Now one of the world's most acclaimed living artists, Serra lives in New York and Nova Scotia. He has major works in such prestigious institutions as the Guggenheim museums in New York and Bilbao, Spain, and the National Gallery of Art in Washington, D.C., yet still stresses how important the Wrights were to his early career, calling them "very encouraging, very supportive."
The Wrights donated to the purchase of "Wake," as did SAM trustees Susan and Jeff Brotman; Ann Wyckoff; and the museum's modern-art acquisition fund. ARTnews magazine cited the price of the sculpture as $5 million.
"Wake" will be a major draw at the park and perfectly reflects the nearness of Puget Sound. The five wave-like steel components appear to fishtail through space, held aright by their enormous weight and canny engineering.
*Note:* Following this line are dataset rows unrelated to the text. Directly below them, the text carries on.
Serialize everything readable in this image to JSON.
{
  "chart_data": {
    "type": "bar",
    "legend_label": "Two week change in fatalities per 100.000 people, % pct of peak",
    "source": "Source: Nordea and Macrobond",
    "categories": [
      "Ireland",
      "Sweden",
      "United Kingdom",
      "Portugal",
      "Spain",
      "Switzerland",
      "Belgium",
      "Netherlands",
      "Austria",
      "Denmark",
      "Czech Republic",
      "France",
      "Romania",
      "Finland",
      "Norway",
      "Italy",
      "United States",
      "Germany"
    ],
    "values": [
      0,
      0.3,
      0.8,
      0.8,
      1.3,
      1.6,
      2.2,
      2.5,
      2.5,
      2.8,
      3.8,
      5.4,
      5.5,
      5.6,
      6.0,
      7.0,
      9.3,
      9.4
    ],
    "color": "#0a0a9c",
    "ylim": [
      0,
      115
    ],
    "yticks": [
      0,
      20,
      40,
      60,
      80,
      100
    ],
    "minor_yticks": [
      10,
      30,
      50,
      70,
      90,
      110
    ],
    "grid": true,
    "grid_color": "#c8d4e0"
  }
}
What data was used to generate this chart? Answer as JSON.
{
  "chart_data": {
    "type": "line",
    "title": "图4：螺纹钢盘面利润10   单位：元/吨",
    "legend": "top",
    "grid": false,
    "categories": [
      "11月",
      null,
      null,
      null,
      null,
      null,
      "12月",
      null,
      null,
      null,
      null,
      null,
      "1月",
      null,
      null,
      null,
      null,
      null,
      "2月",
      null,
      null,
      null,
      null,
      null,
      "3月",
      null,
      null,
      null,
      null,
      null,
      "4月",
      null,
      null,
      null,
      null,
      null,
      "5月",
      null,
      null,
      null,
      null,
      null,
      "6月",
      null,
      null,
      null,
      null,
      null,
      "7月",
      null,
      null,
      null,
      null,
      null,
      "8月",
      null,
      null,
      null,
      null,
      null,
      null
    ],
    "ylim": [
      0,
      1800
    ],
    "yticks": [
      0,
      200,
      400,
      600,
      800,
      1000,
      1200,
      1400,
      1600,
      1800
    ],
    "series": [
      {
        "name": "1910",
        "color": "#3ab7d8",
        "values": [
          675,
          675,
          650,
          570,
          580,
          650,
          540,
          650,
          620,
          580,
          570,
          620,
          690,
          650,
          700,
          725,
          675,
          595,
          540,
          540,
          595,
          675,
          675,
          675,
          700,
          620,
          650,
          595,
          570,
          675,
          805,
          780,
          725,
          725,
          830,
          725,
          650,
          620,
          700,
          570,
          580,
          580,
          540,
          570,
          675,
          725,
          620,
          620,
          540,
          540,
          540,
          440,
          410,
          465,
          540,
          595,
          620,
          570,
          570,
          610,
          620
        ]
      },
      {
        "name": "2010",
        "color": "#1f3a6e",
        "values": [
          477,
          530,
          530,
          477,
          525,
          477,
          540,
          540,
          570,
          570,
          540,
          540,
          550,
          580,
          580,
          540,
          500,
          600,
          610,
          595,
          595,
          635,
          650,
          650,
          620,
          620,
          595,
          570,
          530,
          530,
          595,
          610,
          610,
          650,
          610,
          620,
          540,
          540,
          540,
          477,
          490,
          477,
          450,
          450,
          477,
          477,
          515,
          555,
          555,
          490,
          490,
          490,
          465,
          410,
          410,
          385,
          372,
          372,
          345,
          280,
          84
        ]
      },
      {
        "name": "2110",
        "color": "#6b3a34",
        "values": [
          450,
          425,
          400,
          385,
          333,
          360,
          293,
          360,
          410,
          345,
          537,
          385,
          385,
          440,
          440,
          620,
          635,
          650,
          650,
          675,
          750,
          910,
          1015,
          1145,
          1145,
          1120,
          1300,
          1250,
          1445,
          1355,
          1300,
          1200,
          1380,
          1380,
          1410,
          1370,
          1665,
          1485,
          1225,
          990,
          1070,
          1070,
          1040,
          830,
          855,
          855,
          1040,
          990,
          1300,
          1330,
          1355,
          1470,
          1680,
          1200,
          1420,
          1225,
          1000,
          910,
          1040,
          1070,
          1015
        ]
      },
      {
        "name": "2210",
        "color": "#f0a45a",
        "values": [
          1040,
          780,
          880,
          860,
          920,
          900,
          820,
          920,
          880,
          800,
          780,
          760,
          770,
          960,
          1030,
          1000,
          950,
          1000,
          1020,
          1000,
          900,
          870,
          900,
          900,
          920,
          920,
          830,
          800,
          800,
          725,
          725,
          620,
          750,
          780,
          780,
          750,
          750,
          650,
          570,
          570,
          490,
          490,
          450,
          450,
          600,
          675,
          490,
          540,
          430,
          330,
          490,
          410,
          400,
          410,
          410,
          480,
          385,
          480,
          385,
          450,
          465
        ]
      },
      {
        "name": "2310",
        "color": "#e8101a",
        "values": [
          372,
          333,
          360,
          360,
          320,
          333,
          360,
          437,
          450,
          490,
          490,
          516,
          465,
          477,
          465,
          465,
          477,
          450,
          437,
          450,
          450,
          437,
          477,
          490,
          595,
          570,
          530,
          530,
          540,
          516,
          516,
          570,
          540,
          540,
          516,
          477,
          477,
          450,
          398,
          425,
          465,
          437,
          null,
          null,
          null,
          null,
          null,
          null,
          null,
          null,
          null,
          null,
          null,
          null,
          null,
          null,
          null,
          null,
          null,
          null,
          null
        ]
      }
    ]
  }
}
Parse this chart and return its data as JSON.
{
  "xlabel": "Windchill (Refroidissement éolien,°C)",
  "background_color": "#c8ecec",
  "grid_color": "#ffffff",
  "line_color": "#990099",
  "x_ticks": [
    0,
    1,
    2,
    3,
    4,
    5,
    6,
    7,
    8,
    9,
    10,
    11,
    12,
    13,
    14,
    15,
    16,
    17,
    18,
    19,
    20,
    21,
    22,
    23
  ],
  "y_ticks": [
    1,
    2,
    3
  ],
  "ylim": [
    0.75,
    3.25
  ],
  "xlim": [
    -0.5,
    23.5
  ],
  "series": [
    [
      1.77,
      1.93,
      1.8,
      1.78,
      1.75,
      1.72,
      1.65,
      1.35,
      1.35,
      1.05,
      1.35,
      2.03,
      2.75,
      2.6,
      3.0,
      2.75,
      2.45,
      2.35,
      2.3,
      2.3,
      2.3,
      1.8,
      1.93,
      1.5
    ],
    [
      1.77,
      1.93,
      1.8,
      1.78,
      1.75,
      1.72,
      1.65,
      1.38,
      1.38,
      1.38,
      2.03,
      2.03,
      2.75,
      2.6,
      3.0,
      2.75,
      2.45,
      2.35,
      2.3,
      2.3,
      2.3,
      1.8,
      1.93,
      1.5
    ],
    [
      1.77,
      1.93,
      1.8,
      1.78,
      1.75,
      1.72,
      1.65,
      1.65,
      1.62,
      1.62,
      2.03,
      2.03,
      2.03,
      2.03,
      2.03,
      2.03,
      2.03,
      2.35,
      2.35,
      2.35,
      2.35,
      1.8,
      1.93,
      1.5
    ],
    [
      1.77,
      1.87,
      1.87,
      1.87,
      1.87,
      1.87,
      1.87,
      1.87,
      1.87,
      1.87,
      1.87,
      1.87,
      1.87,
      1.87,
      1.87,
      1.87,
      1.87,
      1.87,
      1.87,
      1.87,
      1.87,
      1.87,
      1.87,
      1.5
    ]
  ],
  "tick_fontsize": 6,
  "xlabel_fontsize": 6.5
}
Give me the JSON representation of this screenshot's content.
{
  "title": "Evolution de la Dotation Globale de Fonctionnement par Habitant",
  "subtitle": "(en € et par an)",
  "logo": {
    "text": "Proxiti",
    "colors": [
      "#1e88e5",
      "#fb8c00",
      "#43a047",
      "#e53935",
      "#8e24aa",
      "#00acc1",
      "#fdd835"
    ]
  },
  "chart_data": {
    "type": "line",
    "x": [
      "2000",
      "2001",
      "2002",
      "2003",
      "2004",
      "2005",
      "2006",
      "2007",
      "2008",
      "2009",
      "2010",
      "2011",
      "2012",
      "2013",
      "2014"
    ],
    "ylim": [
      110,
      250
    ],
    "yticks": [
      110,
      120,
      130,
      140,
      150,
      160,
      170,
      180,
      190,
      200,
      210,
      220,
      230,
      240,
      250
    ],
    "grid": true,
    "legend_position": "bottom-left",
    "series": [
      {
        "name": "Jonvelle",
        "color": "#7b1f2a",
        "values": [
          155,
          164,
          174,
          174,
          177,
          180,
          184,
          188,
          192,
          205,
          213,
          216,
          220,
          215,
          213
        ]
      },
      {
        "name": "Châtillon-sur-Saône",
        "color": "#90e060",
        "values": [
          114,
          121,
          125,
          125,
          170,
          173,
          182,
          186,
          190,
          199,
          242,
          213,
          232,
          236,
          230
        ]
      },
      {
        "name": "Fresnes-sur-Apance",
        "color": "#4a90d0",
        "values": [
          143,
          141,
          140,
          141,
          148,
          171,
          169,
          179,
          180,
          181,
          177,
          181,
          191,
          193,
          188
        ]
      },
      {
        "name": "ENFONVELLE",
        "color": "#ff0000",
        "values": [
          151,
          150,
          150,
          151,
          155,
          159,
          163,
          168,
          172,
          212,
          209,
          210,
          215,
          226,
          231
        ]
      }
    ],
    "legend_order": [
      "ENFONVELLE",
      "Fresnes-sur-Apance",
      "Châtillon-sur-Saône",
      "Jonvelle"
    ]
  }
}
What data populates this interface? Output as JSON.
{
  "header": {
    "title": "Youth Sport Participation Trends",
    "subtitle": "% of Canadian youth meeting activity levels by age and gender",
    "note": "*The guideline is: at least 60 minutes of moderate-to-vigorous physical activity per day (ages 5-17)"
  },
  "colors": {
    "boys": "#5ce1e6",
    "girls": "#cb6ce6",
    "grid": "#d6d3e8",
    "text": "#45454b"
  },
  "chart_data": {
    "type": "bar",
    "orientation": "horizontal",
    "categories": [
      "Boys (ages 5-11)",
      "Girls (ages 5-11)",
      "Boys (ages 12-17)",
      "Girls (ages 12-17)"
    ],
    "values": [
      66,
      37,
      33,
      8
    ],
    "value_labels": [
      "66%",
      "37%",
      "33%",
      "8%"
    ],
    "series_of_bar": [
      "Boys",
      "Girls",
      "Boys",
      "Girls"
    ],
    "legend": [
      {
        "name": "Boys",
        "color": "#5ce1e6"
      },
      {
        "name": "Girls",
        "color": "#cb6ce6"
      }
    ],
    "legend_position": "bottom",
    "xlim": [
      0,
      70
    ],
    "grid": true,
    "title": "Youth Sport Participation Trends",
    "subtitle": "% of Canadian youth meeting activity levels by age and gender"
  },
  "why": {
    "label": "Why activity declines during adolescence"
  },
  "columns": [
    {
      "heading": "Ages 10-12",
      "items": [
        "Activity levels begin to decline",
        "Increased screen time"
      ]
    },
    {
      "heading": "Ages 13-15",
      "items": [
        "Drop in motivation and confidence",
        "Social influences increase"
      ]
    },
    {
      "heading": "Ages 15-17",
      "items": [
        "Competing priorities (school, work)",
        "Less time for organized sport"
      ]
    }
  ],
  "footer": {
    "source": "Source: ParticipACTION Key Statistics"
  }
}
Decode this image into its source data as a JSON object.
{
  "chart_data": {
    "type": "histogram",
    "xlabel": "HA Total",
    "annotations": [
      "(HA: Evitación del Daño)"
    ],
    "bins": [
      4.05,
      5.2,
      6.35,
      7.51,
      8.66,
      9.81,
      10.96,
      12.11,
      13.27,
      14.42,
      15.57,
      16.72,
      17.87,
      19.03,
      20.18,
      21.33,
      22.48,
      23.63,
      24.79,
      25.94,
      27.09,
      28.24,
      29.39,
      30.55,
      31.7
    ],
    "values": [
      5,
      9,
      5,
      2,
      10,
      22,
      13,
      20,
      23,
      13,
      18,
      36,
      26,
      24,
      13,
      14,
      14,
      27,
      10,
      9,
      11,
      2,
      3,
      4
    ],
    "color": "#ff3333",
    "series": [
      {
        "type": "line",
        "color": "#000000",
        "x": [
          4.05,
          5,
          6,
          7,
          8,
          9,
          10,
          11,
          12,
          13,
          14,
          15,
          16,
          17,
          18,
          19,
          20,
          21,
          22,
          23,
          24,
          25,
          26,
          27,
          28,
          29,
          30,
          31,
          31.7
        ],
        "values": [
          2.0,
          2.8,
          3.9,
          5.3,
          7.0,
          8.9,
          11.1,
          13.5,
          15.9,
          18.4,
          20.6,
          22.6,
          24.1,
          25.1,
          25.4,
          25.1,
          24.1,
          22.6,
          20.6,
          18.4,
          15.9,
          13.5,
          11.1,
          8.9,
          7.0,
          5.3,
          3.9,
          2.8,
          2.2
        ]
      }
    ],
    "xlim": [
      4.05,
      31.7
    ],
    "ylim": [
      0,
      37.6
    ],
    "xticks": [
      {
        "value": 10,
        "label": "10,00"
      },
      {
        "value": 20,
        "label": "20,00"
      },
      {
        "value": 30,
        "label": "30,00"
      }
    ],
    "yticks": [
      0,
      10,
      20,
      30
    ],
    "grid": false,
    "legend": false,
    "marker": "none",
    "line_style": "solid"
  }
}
The forms suggest the water streaming behind a moving ship and the looming sides of the ship itself.
All of that is fine with Serra. "One of the great things about having the piece in Seattle is that the nautical allusion here is undeniable. Do I mind that? It couldn't be better!"
But for the artist, the piece has a more personal reference, too. The title "Wake" also references the death of his friend Kirk Varnedoe. Varnedoe, the warmly regarded former curator at New York's Museum of Modern Art, died in 2003 and had been planning a retrospective exhibition for Serra. The exhibition will open at MoMA in May 2007.
Serra's work is defined by its huge scale and the shifting relationships among simple forms. But the thing that sticks with you is the way it makes you feel, Serra says: "Once sculpture got off the pedestal, it entered into the behavioral space of the viewer. You could walk through and around it. Then the content wasn't necessarily the thing you were looking at; the content was you."
One thing Serra likes about the park is that is was designed to accommodate specific permanent artworks in their own outdoor "galleries," as well as showcase temporary commissions and changing exhibitions in a spectacular setting.
"It's not going to be a parking lot of sculpture," Serra says. "There's nothing else like this in the country."
Seattle Times researcher Gene Balk contributed to this report.